14 DAY TRIAL // Josh Rickard, a security analyst at the University of Missouri, has developed a special add-in for Microsoft's Outlook email client that simplifies the steps needed to report spam or phishing campaigns to the proper persons in your company's security or incident response (IR) department.
The add-in works by adding a button to the Outlook ribbon UI. Users are supposed to select emails from their Outlook client, which they suspect might be part of a phishing attack, or just coming from spammers that they want banned on the company's email server.
Pressing the PhishReporter button will forward the selected emails as attachments to a specially set-up email address. Here, the security and IR staff can analyze the email, and if found to be malicious in nature, they can blacklist the domain in the company's spam blocker.

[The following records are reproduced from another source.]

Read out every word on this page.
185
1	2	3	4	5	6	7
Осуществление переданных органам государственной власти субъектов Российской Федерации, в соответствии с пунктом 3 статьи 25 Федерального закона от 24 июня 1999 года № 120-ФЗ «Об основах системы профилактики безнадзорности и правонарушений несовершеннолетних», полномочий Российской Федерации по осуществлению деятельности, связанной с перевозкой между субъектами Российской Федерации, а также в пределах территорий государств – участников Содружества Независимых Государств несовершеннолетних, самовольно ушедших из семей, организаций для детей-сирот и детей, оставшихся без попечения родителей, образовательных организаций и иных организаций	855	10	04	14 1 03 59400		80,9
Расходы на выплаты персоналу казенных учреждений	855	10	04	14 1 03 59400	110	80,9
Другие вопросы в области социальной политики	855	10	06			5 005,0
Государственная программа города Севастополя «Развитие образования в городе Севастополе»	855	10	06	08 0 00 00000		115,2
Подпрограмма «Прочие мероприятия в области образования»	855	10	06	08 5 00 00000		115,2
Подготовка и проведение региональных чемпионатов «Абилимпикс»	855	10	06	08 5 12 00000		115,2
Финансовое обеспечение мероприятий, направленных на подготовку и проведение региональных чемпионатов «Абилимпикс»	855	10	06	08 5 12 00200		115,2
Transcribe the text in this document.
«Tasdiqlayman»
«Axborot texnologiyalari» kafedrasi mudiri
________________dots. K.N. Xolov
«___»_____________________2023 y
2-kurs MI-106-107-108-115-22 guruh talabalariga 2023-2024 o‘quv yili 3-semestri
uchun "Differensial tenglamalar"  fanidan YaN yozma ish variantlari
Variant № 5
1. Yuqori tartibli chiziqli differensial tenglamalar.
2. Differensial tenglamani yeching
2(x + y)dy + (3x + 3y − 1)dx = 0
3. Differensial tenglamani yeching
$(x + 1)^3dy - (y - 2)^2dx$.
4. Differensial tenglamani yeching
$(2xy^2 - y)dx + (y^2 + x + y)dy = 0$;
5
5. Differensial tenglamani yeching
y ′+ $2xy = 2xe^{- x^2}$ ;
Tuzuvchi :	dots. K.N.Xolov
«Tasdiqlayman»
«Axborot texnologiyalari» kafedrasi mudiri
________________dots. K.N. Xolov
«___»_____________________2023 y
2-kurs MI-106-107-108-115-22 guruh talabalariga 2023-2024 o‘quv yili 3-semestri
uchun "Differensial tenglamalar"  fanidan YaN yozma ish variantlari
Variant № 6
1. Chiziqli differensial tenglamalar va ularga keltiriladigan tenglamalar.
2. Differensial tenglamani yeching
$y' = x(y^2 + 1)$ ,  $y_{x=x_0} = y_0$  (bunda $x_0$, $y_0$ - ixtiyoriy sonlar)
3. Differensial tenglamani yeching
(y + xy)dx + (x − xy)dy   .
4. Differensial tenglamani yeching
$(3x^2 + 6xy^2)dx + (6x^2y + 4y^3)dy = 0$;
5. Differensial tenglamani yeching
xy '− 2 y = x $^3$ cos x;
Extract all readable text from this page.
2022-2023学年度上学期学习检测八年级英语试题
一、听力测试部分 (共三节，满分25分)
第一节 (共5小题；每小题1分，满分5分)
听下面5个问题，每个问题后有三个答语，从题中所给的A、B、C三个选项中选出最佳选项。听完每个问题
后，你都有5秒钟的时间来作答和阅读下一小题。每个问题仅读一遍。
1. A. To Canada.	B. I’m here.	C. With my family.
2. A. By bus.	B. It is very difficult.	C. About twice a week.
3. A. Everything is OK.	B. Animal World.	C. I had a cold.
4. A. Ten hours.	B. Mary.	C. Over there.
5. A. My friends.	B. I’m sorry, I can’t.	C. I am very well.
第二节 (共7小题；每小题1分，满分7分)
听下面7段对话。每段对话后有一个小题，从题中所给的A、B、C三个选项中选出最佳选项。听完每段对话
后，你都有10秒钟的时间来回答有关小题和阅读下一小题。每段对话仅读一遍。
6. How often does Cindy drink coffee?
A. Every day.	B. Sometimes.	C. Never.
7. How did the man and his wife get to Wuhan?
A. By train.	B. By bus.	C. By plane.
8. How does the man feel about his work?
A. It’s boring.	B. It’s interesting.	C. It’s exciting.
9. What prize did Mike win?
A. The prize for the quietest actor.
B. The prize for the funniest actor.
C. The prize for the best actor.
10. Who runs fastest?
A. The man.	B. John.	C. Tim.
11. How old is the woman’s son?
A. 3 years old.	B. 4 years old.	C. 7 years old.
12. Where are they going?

PhishReporter Add-In implements security best practices to avoid delayed detection of threats
The PhishReporter Outlook Add-In is the preferred way of reporting phishing emails because it automates the process of forwarding suspicious emails "as attachments," and by doing so preserving important email header information.
This operation is essential for security and IR staff because employees usually just forward the email, rewriting the original headers with their own.
The original phishing email header isn't lost since it remains in the user's client email, but IR teams usually have to contact the employee and teach him how to properly forward the email so they can analyze it. This makes security teams lose precious time, which is crucial since most phishing campaigns are most effective during their first hours.
The PhishReporter Outlook Add-In is available on GitHub. The project has no ties to a yet-unreleased project of the same name developed by KnowBe4.
The Add-In is part of a bigger toolkit
"The PhishReporter Outlook Add-In is a piece to a larger PhishReporter project I’ve been working on," Josh Rickard said in a statement for Softpedia.
"The other pieces are about rapidly reporting/e-mail hosting companies based on WHOIS/RDAP registration information, from the main IP Registrar’s, asking them to remove the site immediately. Previously, this was a manual process for many organizations," Rickard also noted.
"PhishReporter can also create a visual representation, for further analysis, using [the] Google Maps API [with data from] e-mail headers received via the Outlook Add-In or another source," said Rickard about his other project.
Just like the Outlook Add-In, the bigger PhishReporter project is available on GitHub.